FXOS Interfaces vs. Application Interfaces
The Firepower 4100/9300 manages the basic Ethernet settings of physical interfaces and EtherChannel (port-channel) interfaces. Within the application, you configure higher level settings. For example, you can only create EtherChannels in FXOS; but you can assign an IP address to the EtherChannel within the application.
The following sections describe the interaction between FXOS and the application for interfaces.
For all logical devices, you can create VLAN subinterfaces within the application.
Independent Interface States in the Chassis and in the Application
You can administratively enable and disable interfaces in both the chassis and in the application. For an interface to be operational, the interface must be enabled in both operating systems. Because the interface state is controlled independently, you may have a mismatch between the chassis and application.
Hardware Bypass Pairs
For the FTD, certain interface modules on the Firepower 9300 and 4100 series let you enable the Hardware Bypass feature. Hardware Bypass ensures that traffic continues to flow between an inline interface pair during a power outage. This feature can be used to maintain network connectivity in the case of software or hardware failures.
The Hardware Bypass feature is configured within the FTD application. You do not need to use these interfaces as Hardware Bypass pairs; they can be used as regular interfaces for both the ASA and the FTD applications. Note that Hardware Bypass-capable interfaces cannot be configured for breakout ports. If you want to use the Hardware Bypass feature, do not configure the ports as EtherChannels; otherwise, you can include these interfaces as EtherChannel members in regular interface mode.
When Hardware Bypass is enabled on an inline pair, switch bypass is attempted first. If the bypass configuration fails due a switch error, physical bypass is enabled.
The FTD supports Hardware Bypass for interface pairs on specific network modules on the following models:
Firepower 4100 series
The supported Hardware Bypass network modules for these models include:
Firepower 6-port 1G SX FTW Network Module single-wide (FPR-NM-6X1SX-F)
Firepower 6-port 10G SR FTW Network Module single-wide (FPR-NM-6X10SR-F)
Firepower 6-port 10G LR FTW Network Module single-wide (FPR-NM-6X10LR-F)
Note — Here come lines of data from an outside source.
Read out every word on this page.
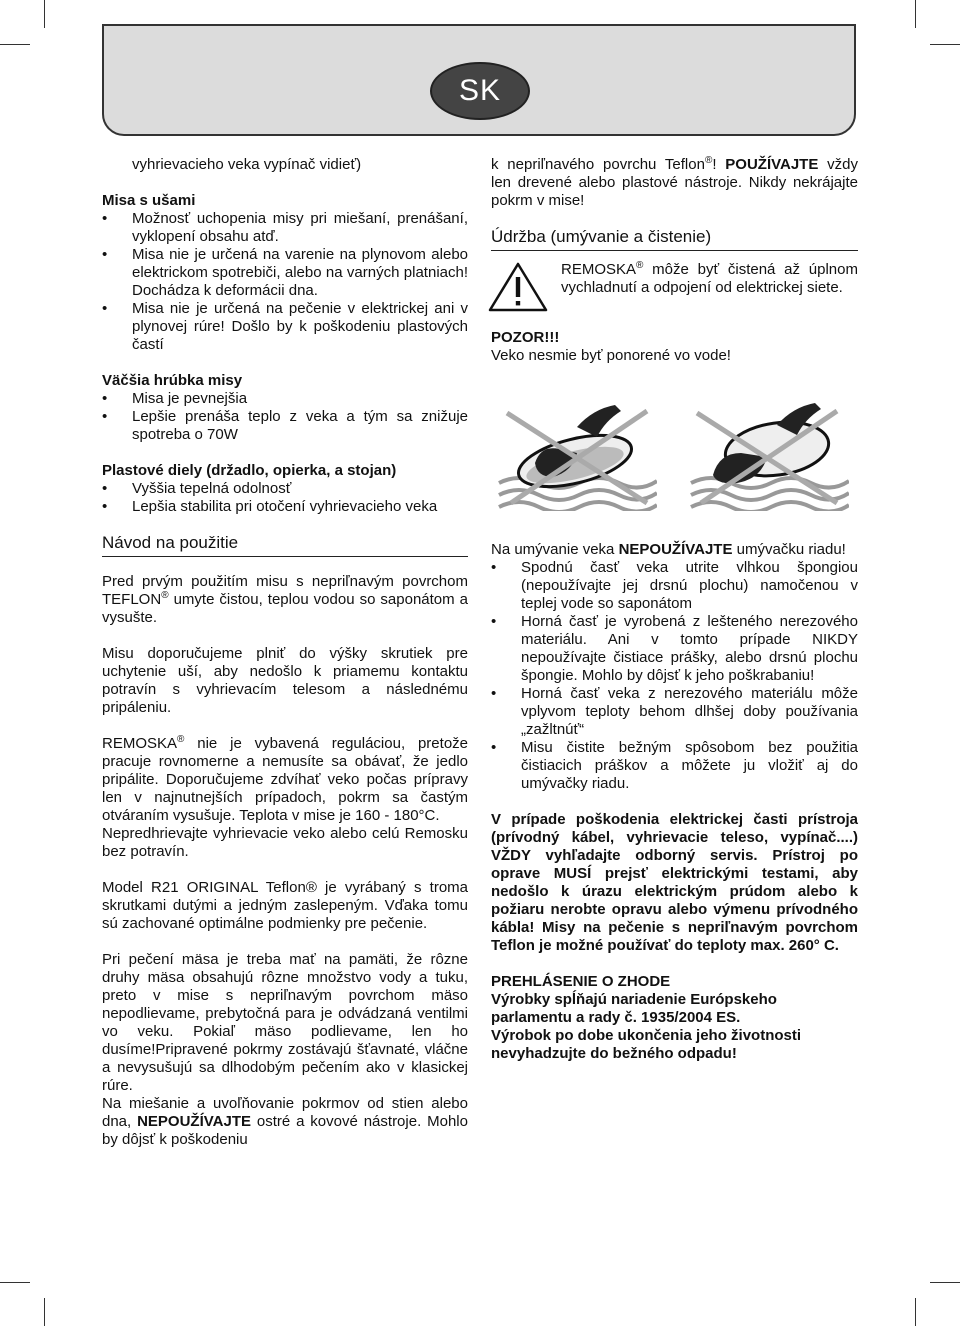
SK

vyhrievacieho veka vypínač vidieť)

Misa s ušami
• Možnosť uchopenia misy pri miešaní, prenášaní, vyklopení obsahu atď.
• Misa nie je určená na varenie na plynovom alebo elektrickom spotrebiči, alebo na varných platniach! Dochádza k deformácii dna.
• Misa nie je určená na pečenie v elektrickej ani v plynovej rúre! Došlo by k poškodeniu plastových častí
Väčšia hrúbka misy
• Misa je pevnejšia
• Lepšie prenáša teplo z veka a tým sa znižuje spotreba o 70W
Plastové diely (držadlo, opierka, a stojan)
• Vyššia tepelná odolnosť
• Lepšia stabilita pri otočení vyhrievacieho veka
Návod na použitie

Pred prvým použitím misu s nepriľnavým povrchom TEFLON® umyte čistou, teplou vodou so saponátom a vysušte.

Misu doporučujeme plniť do výšky skrutiek pre uchytenie uší, aby nedošlo k priamemu kontaktu potravín s vyhrievacím telesom a následnému pripáleniu.

REMOSKA® nie je vybavená reguláciou, pretože pracuje rovnomerne a nemusíte sa obávať, že jedlo pripálite. Doporučujeme zdvíhať veko počas prípravy len v najnutnejších prípadoch, pokrm sa častým otváraním vysušuje. Teplota v mise je 160 - 180°C.

Nepredhrievajte vyhrievacie veko alebo celú Remosku bez potravín.

Model R21 ORIGINAL Teflon® je vyrábaný s troma skrutkami dutými a jedným zaslepeným. Vďaka tomu sú zachované optimálne podmienky pre pečenie.

Pri pečení mäsa je treba mať na pamäti, že rôzne druhy mäsa obsahujú rôzne množstvo vody a tuku, preto v mise s nepriľnavým povrchom mäso nepodlievame, prebytočná para je odvádzaná ventilmi vo veku. Pokiaľ mäso podlievame, len ho dusíme!Pripravené pokrmy zostávajú šťavnaté, vláčne a nevysušujú sa dlhodobým pečením ako v klasickej rúre.

Na miešanie a uvoľňovanie pokrmov od stien alebo dna, NEPOUŽÍVAJTE ostré a kovové nástroje. Mohlo by dôjsť k poškodeniu

k nepriľnavého povrchu Teflon®! POUŽÍVAJTE vždy len drevené alebo plastové nástroje. Nikdy nekrájajte pokrm v mise!

Údržba (umývanie a čistenie)

REMOSKA® môže byť čistená až úplnom vychladnutí a odpojení od elektrickej siete.

POZOR!!!

Veko nesmie byť ponorené vo vode!

Na umývanie veka NEPOUŽÍVAJTE umývačku riadu!

• Spodnú časť veka utrite vlhkou špongiou (nepoužívajte jej drsnú plochu) namočenou v teplej vode so saponátom
• Horná časť je vyrobená z lešteného nerezového materiálu. Ani v tomto prípade NIKDY nepoužívajte čistiace prášky, alebo drsnú plochu špongie. Mohlo by dôjsť k jeho poškrabaniu!
• Horná časť veka z nerezového materiálu môže vplyvom teploty behom dlhšej doby používania „zažltnúť“
• Misu čistite bežným spôsobom bez použitia čistiacich práškov a môžete ju vložiť aj do umývačky riadu.

V prípade poškodenia elektrickej časti prístroja (prívodný kábel, vyhrievacie teleso, vypínač....) VŽDY vyhľadajte odborný servis. Prístroj po oprave MUSÍ prejsť elektrickými testami, aby nedošlo k úrazu elektrickým prúdom alebo k požiaru nerobte opravu alebo výmenu prívodného kábla! Misy na pečenie s nepriľnavým povrchom Teflon je možné používať do teploty max. 260° C.

PREHLÁSENIE O ZHODE

Výrobky spĺňajú nariadenie Európskeho parlamentu a rady č. 1935/2004 ES.

Výrobok po dobe ukončenia jeho životnosti nevyhadzujte do bežného odpadu!
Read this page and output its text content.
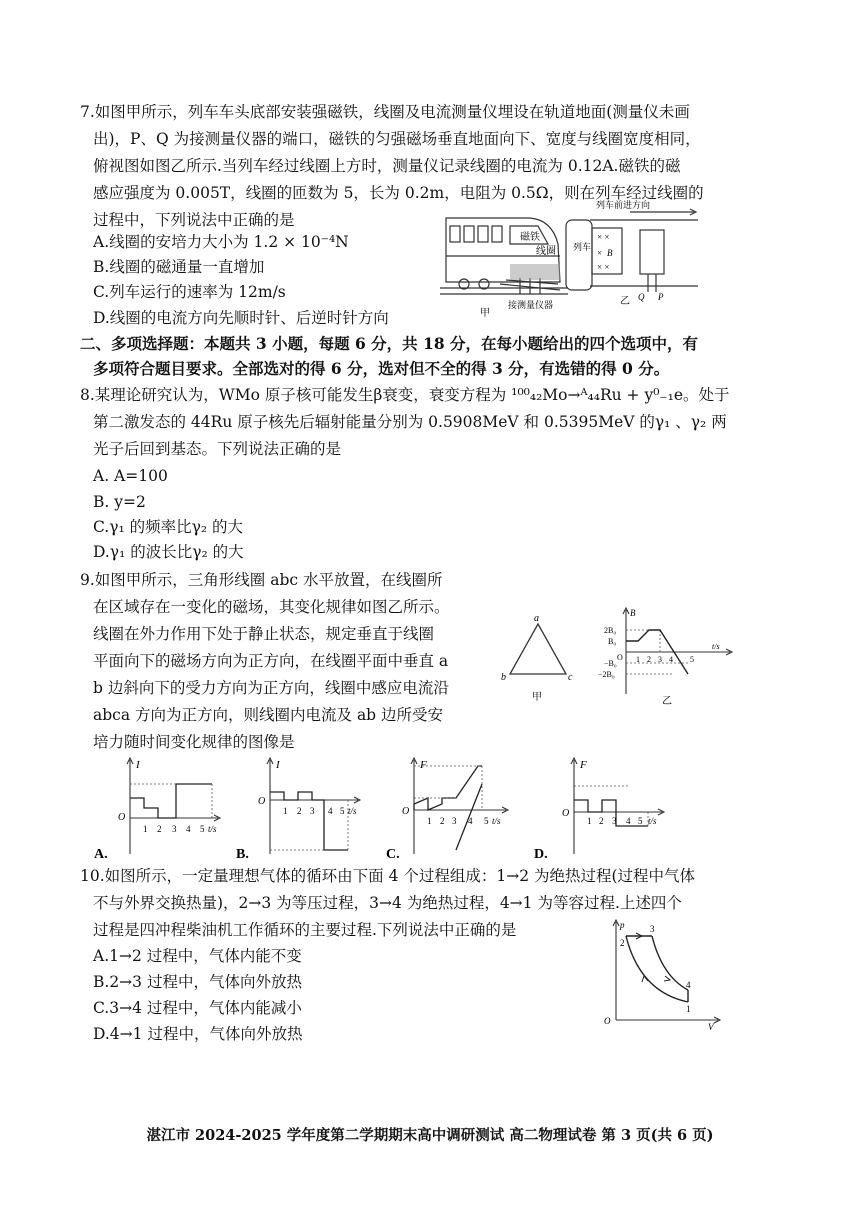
7.如图甲所示，列车车头底部安装强磁铁，线圈及电流测量仪埋设在轨道地面(测量仪未画
出)，P、Q 为接测量仪器的端口，磁铁的匀强磁场垂直地面向下、宽度与线圈宽度相同，
俯视图如图乙所示.当列车经过线圈上方时，测量仪记录线圈的电流为 0.12A.磁铁的磁
感应强度为 0.005T，线圈的匝数为 5，长为 0.2m，电阻为 0.5Ω，则在列车经过线圈的
过程中，下列说法中正确的是
A.线圈的安培力大小为 1.2 × 10⁻⁴N
B.线圈的磁通量一直增加
C.列车运行的速率为 12m/s
D.线圈的电流方向先顺时针、后逆时针方向
磁铁
线圈
接测量仪器
甲
列车前进方向
列车
× ×
× B
× ×
Q P
乙
二、多项选择题：本题共 3 小题，每题 6 分，共 18 分，在每小题给出的四个选项中，有
多项符合题目要求。全部选对的得 6 分，选对但不全的得 3 分，有选错的得 0 分。
8.某理论研究认为，WMo 原子核可能发生β衰变，衰变方程为 ¹⁰⁰₄₂Mo→ᴬ₄₄Ru + y⁰₋₁e。处于
第二激发态的 44Ru 原子核先后辐射能量分别为 0.5908MeV 和 0.5395MeV 的γ₁ 、γ₂ 两
光子后回到基态。下列说法正确的是
A. A=100
B. y=2
C.γ₁ 的频率比γ₂ 的大
D.γ₁ 的波长比γ₂ 的大
9.如图甲所示，三角形线圈 abc 水平放置，在线圈所
在区域存在一变化的磁场，其变化规律如图乙所示。
线圈在外力作用下处于静止状态，规定垂直于线圈
平面向下的磁场方向为正方向，在线圈平面中垂直 a
b 边斜向下的受力方向为正方向，线圈中感应电流沿
abca 方向为正方向，则线圈内电流及 ab 边所受安
培力随时间变化规律的图像是
a
b	c
甲
B
2B₀
B₀
O
−B₀
−2B₀
1 2 3 4 5
t/s
乙
I
O
1 2 3 4 5 t/s
A.
I
O
1 2 3 4 5 t/s
B.
F
O
1 2 3 4 5 t/s
C.
F
O
1 2 3 4 5 t/s
D.
10.如图所示，一定量理想气体的循环由下面 4 个过程组成：1→2 为绝热过程(过程中气体
不与外界交换热量)，2→3 为等压过程，3→4 为绝热过程，4→1 为等容过程.上述四个
过程是四冲程柴油机工作循环的主要过程.下列说法中正确的是
A.1→2 过程中，气体内能不变
B.2→3 过程中，气体向外放热
C.3→4 过程中，气体内能减小
D.4→1 过程中，气体向外放热
p
V
O
2
3
4
1
湛江市 2024-2025 学年度第二学期期末高中调研测试 高二物理试卷 第 3 页(共 6 页)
Firepower 2-port 40G SR FTW Network Module single-wide (FPR-NM-2X40G-F)
Hardware Bypass can only use the following port pairs:
1 & 2
3 & 4
5 & 6
Jumbo Frame Support
The Firepower 4100/9300 chassis has support for jumbo frames enabled by default. To enable jumbo frame support on a specific logical device installed on the Firepower 4100/9300 chassis, you will need to configure the appropriate MTU settings for the interfaces on the logical device.
The maximum MTU that is supported for the application on the Firepower 4100/9300 chassis is 9184.
Inline Set Link State Propagation for the Firepower Threat Defense
An inline set acts like a bump on the wire, and binds two interfaces together to slot into an existing network. This function allows the system to be installed in any network environment without the configuration of adjacent network devices. Inline interfaces receive all traffic unconditionally, but all traffic received on these interfaces is retransmitted out of an inline set unless explicitly dropped.
When you configure an inline set in the FTD application and enable link state propagation, the FTD sends inline set membership to the FXOS chassis. Link state propagation means that the chassis automatically brings down the second interface in the inline interface pair when one of the interfaces in an inline set goes down. When the downed interface comes back up, the second interface automatically comes back up, also. In other words, if the link state of one interface changes, the chassis senses the change and updates the link state of the other interface to match it. Note that the chassis requires up to 4 seconds to propagate link state changes. Link state propagation is especially useful in resilient network environments where routers are configured to reroute traffic automatically around network devices that are in a failure state.